Timeboxing means assigning an allotment of time to work on a given subject or task, rather than working until completion. This process is especially effective for long term on-going projects, hence it’s great when applied to jazz improvisation practice.
Ok, now this may sound a bit excessive, but I promise it works really well. Buy a countdown timer and set a time for how long you are going to practice something. Using a countdown timer might seem ridiculous, but here’s why I think it works:
- It forces you to estimate and assign how much time you are going to spend on something.
- It forces you to pick precisely what you are going to work on for that time allotment.
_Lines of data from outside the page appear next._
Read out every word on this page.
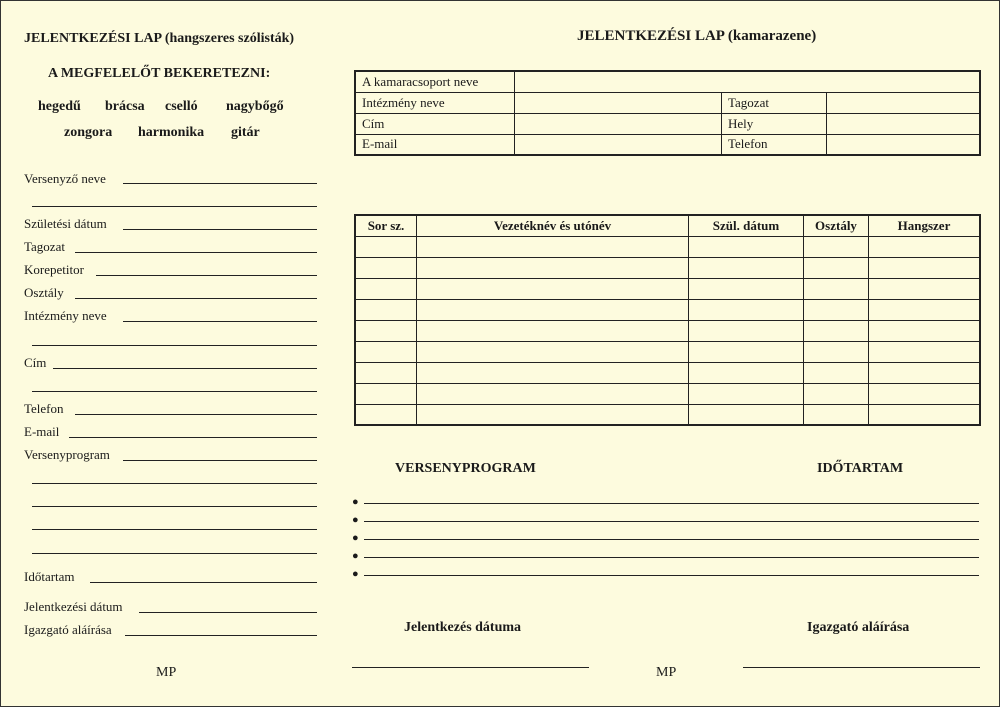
JELENTKEZÉSI LAP (hangszeres szólisták)
A MEGFELELŐT BEKERETEZNI:
hegedű brácsa cselló nagybőgő
zongora harmonika gitár
Versenyző neve
Születési dátum
Tagozat
Korepetitor
Osztály
Intézmény neve
Cím
Telefon
E-mail
Versenyprogram
Időtartam
Jelentkezési dátum
Igazgató aláírása
MP
JELENTKEZÉSI LAP (kamarazene)
A kamaracsoport neve			
Intézmény neve		Tagozat	
Cím		Hely	
E-mail		Telefon	
Sor sz.	Vezetéknév és utónév	Szül. dátum	Osztály	Hangszer

VERSENYPROGRAM	IDŐTARTAM
●
●
●
●
●
Jelentkezés dátuma	Igazgató aláírása
MP
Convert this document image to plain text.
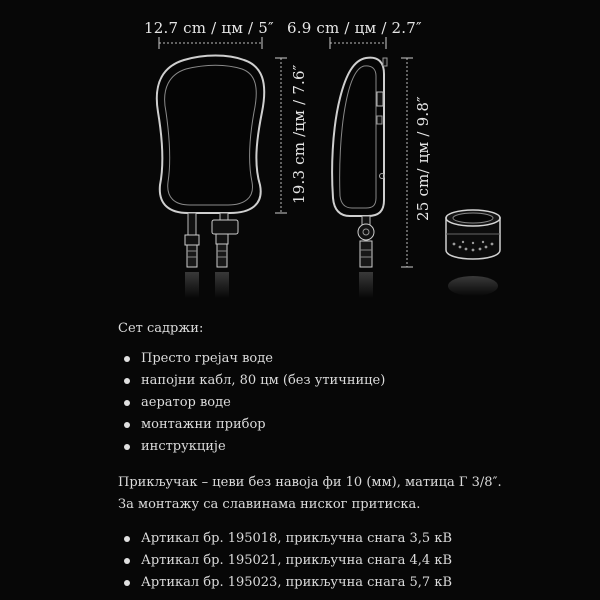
12.7 cm / цм / 5″
19.3 cm /цм / 7.6″
6.9 cm / цм / 2.7″
25 cm/ цм / 9.8″

Сет садржи:

Престо грејач воде
напојни кабл, 80 цм (без утичнице)
аератор воде
монтажни прибор
инструкције

Прикључак – цеви без навоја фи 10 (мм), матица Г 3/8″. За монтажу са славинама ниског притиска.

Артикал бр. 195018, прикључна снага 3,5 кВ
Артикал бр. 195021, прикључна снага 4,4 кВ
Артикал бр. 195023, прикључна снага 5,7 кВ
- For some reason (maybe New Years Eve parties?) we love counting down much more than counting up. Perhaps it’s the idea of getting closer to the finish line.
Timeboxing and using a countdown timer:
- Help combat procrastination
- Force you to articulate your goals
- And allow you to structure your time to feel a sense of accomplishment
All good things 😉
The goal of spaced learning is to take short term memories and convert them into long term memories in a small period of time. It’s something that I’ve played with quite bit and it seems to work fairly well, especially when learning small bits of information.
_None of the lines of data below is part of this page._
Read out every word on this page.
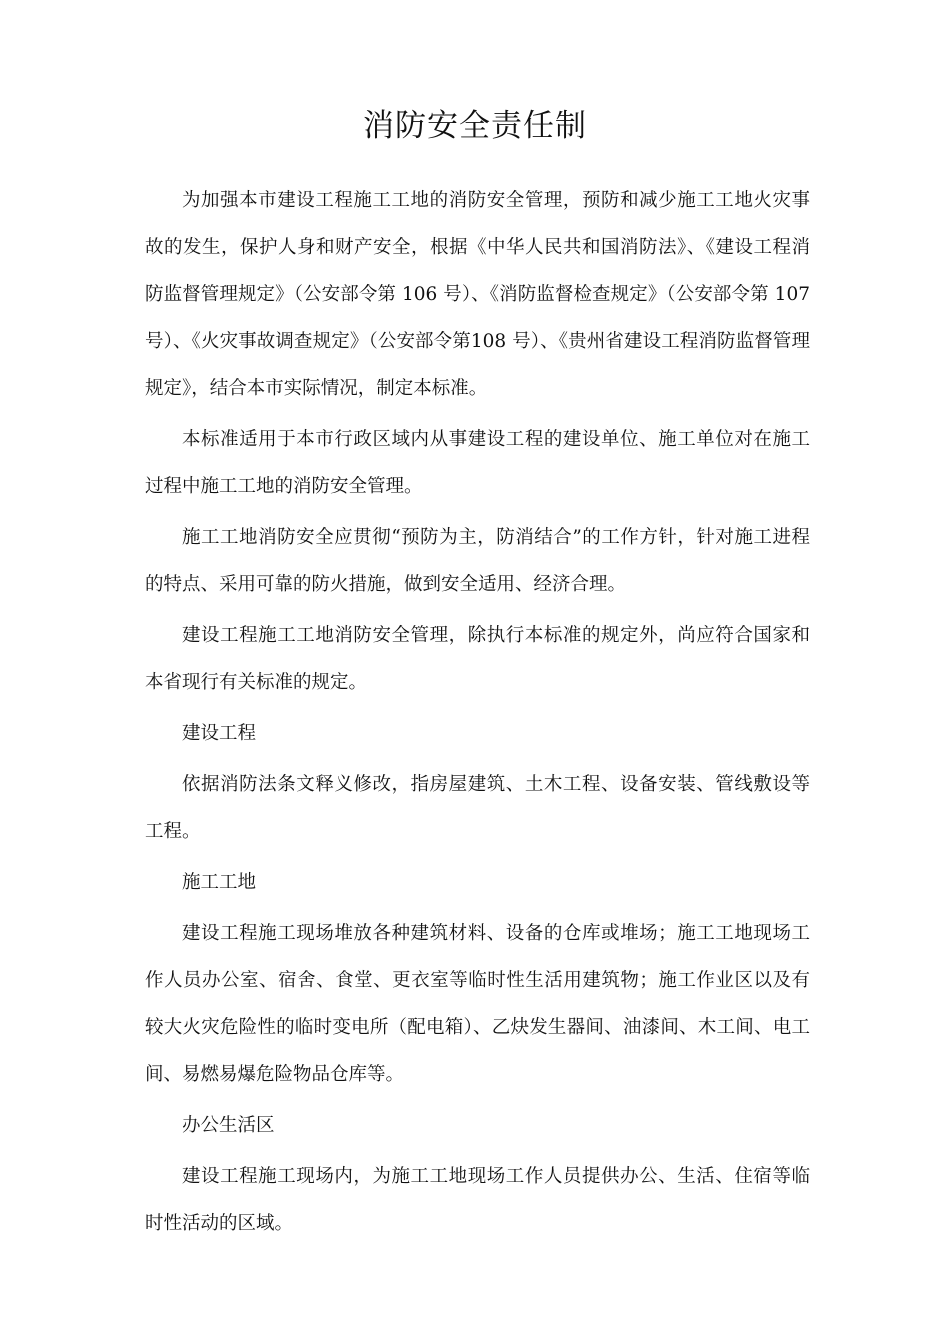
消防安全责任制

为加强本市建设工程施工工地的消防安全管理，预防和减少施工工地火灾事故的发生，保护人身和财产安全，根据《中华人民共和国消防法》、《建设工程消防监督管理规定》（公安部令第 106 号）、《消防监督检查规定》（公安部令第 107 号）、《火灾事故调查规定》（公安部令第108 号）、《贵州省建设工程消防监督管理规定》，结合本市实际情况，制定本标准。

本标准适用于本市行政区域内从事建设工程的建设单位、施工单位对在施工过程中施工工地的消防安全管理。

施工工地消防安全应贯彻“预防为主，防消结合”的工作方针，针对施工进程的特点、采用可靠的防火措施，做到安全适用、经济合理。

建设工程施工工地消防安全管理，除执行本标准的规定外，尚应符合国家和本省现行有关标准的规定。

建设工程

依据消防法条文释义修改，指房屋建筑、土木工程、设备安装、管线敷设等工程。

施工工地

建设工程施工现场堆放各种建筑材料、设备的仓库或堆场；施工工地现场工作人员办公室、宿舍、食堂、更衣室等临时性生活用建筑物；施工作业区以及有较大火灾危险性的临时变电所（配电箱）、乙炔发生器间、油漆间、木工间、电工间、易燃易爆危险物品仓库等。

办公生活区

建设工程施工现场内，为施工工地现场工作人员提供办公、生活、住宿等临时性活动的区域。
The idea is that you have three active time segments when you are learning and a ten minute break in between each segment where you focus on something different entirely. In fact, in controlled experiments of spaced learning, the participants are instructed to run during these ten minute breaks to help get there mind off the learning material.
To clarify: one learning session, 10 min. break, second learning session, 10 min. break, final learning session.
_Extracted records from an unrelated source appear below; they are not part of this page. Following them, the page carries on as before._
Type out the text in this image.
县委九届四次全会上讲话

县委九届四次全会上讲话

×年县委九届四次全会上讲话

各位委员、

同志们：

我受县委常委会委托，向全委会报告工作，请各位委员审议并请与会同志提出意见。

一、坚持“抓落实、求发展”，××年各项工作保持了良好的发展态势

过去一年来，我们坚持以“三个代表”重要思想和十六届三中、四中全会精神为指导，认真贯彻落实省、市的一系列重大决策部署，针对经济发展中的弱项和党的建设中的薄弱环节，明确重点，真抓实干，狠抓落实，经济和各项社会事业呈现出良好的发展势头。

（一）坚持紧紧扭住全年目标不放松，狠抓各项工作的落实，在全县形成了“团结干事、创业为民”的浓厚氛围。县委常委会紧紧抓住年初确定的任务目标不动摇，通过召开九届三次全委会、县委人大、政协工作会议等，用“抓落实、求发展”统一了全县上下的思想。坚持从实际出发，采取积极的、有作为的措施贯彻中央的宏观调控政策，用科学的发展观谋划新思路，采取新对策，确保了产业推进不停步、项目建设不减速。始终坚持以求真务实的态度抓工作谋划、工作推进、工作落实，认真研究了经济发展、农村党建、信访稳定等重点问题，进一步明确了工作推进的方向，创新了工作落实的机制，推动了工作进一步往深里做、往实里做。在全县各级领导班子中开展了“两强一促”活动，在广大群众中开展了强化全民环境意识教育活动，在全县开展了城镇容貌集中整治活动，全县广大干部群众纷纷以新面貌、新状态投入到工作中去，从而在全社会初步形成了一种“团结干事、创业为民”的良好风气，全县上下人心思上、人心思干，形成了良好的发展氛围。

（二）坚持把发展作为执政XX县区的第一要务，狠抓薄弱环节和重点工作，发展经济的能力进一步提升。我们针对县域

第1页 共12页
Each active learning session is comprised of the same information, hence it works great for working on jazz vocabulary (or for that matter, any vocabulary. This technique is becoming popular for learning languages in shorter amounts of time). For a small bit of info like a line, I would probably set my active learning sessions to as little as 5 minutes a piece. Pick a line that you love, set your countdown timer, and go to town.
Just as with timeboxing, spaced learning and a countdown timer will keep you focused and help you absorb new information in an efficient manner.
When you can’t get focused…
So you’ve been in the practice room for a while now and you’ve accomplished nothing. When you can’t get focused first STOP. Simple. Just stop what ever it is you’re doing. In these situations you first have to clear your head and then recalibrate yourself. Often, I like to counter extreme lack of focus with extreme focus of one area.
It’s a really simple concept. Can’t get focused? Pick one little tiny thing and work on it till you own it. I’ve found this works well in these situations because I may not have the mind power at the moment to put together a full plan of what I need to work on, but I can always pick one thing that needs a lot of work. Then set your countdown timer and you’re back on track.
Focused practice sweetens up everything else
By focusing, planning out what your practicing with the techniques described above, and using your countdown timer, you’ll have a super productive time. But what’s great about it is that it makes the free-playing parts of your practice much more enjoyable.
So after you’ve done the timed part of your practice, you can choose to to just play, no timer, no constraints at all and it will feel extra great knowing you just accomplished a bunch of stuff. You’ll play much better when you’re just messing around now and you won’t be wasting any of your valuable practice time.